Years ago, we were told to drink lots of water to keep hydrated when working out. Later, we were told that water isn’t enough; we need the electrolytes found in thirst quenching sports drinks. Then, with the greenwashing trend of going “natural,” we were told that we should be drinking coconut water to replenish those electrolytes instead. And we still haven’t stopped hydrating over and over with regular water — may it be filtered or from the tap — in a bottle, a plastic reservoir hydration system, or a trendy stainless steel bottle. But did you know that most of this hydration hype is engineered by marketeers, who almost aim to scare people into consuming more water and sports drinks — even though a new study says all of this constant water consumption isn’t really necessary for us?
According to a new study by Dr. James Winger of Loyola University Medical Center, we are all drinking more water than our bodies actually need. In fact, overhydration can actually hinder our athletic performance, and our bodies actually perform better when they are a little dehydrated.

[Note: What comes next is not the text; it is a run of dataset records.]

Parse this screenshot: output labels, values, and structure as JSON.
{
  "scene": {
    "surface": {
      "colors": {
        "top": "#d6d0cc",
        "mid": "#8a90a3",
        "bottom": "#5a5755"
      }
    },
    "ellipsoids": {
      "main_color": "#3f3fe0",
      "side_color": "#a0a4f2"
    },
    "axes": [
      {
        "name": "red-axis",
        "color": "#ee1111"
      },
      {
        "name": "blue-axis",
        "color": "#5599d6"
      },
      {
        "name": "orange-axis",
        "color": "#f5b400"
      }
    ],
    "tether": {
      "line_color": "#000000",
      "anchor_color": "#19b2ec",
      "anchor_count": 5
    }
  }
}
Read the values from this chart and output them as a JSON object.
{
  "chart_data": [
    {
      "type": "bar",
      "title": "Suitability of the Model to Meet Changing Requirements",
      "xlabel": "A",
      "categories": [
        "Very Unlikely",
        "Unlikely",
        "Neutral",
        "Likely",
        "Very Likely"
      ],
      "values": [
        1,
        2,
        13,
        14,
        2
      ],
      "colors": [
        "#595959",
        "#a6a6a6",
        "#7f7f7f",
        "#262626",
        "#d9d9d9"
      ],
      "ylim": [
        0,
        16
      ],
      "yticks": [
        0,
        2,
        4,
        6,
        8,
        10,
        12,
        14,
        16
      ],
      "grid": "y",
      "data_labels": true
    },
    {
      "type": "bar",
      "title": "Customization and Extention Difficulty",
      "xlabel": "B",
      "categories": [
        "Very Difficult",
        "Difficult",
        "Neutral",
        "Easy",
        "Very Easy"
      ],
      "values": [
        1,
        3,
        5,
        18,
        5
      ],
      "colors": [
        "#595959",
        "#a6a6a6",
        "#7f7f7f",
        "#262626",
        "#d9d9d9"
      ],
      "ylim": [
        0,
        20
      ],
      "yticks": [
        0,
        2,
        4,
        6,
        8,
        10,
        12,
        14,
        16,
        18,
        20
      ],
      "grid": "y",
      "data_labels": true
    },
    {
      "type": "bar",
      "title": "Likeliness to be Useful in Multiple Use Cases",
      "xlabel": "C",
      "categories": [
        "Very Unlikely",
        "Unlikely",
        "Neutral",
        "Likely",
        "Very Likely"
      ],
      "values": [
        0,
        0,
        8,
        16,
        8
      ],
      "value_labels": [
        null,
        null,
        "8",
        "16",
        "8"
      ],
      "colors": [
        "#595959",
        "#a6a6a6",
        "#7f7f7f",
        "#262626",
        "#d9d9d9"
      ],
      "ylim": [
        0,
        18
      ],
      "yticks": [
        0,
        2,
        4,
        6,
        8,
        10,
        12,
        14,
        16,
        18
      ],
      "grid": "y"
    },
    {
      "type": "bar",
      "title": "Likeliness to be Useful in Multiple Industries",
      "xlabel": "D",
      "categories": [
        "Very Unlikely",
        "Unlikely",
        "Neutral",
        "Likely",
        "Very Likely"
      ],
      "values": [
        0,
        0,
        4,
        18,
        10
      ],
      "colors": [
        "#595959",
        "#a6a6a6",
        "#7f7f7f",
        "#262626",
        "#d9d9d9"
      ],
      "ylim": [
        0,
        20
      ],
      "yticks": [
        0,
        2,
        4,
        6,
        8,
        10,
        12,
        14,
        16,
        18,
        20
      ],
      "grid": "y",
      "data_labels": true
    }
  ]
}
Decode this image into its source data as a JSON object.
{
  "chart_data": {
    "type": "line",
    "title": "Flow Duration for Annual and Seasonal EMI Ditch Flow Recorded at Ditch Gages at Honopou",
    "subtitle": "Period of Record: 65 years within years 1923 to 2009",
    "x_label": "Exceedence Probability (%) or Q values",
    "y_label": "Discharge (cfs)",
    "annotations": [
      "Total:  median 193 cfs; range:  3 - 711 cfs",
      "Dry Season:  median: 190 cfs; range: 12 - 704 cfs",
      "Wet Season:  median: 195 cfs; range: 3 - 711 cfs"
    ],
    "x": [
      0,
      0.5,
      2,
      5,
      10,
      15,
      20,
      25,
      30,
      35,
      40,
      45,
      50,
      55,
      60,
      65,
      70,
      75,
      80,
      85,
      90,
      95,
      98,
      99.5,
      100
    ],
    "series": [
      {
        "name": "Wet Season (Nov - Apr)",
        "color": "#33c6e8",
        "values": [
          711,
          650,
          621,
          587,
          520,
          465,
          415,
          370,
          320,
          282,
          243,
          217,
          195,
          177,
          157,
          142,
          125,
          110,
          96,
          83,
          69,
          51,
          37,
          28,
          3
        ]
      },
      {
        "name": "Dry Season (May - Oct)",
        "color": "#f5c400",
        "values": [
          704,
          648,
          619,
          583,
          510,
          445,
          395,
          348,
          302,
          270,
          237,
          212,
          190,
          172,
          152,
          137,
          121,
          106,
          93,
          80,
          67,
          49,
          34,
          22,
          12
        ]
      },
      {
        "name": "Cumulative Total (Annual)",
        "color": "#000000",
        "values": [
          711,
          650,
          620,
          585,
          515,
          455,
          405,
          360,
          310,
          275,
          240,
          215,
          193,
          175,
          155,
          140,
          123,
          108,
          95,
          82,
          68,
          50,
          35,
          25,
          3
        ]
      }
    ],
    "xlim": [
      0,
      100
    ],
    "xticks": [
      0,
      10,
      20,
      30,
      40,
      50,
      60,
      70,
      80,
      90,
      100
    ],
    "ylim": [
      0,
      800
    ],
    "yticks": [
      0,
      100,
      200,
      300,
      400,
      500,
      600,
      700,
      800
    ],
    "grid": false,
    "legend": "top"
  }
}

Not that you shouldn’t stop drinking water during a workout. Drinking a bottle of water per hour has been recommended during long periods of exercise, may it be hiking or biking, but according to Dr. Winger, “The bottle an hour is just a convenient rule of thumb — in the past there have been calls to replace a liter of water for every kg of weight that you lose, but we know that even this can lead to overhydration.”
When you have too much water in your body, your blood takes in that surplus in order to balance your body’s salt levels. This causes your cells to swell, which may lead to pain and dizziness, and in severe cases, vomiting. Not only that, but you don’t necessarily need to be going to the bathroom all the time. Sure, we can drink our recommended eight glasses of water a day to keep hydrated during our daily routine, but according to Dr. Winger, “There’s no science behind those whatsoever. Zero.”
As for those electrolytes supplied in sports drinks and coconut water? That appears to just be a marketing buzz word. “The idea that you’re restoring electrolytes is absolute quackery,” says Dr. Winger. “Because the amount of minerals and salts in these drinks is far too diluted to make a difference.”
The bottom line is, you should only hydrate when your body signals you that it needs some water — via your brain’s trigger of making you become thirsty — not just out of habit, or because the water bottle, hydration system, and sports drinks companies tell you to.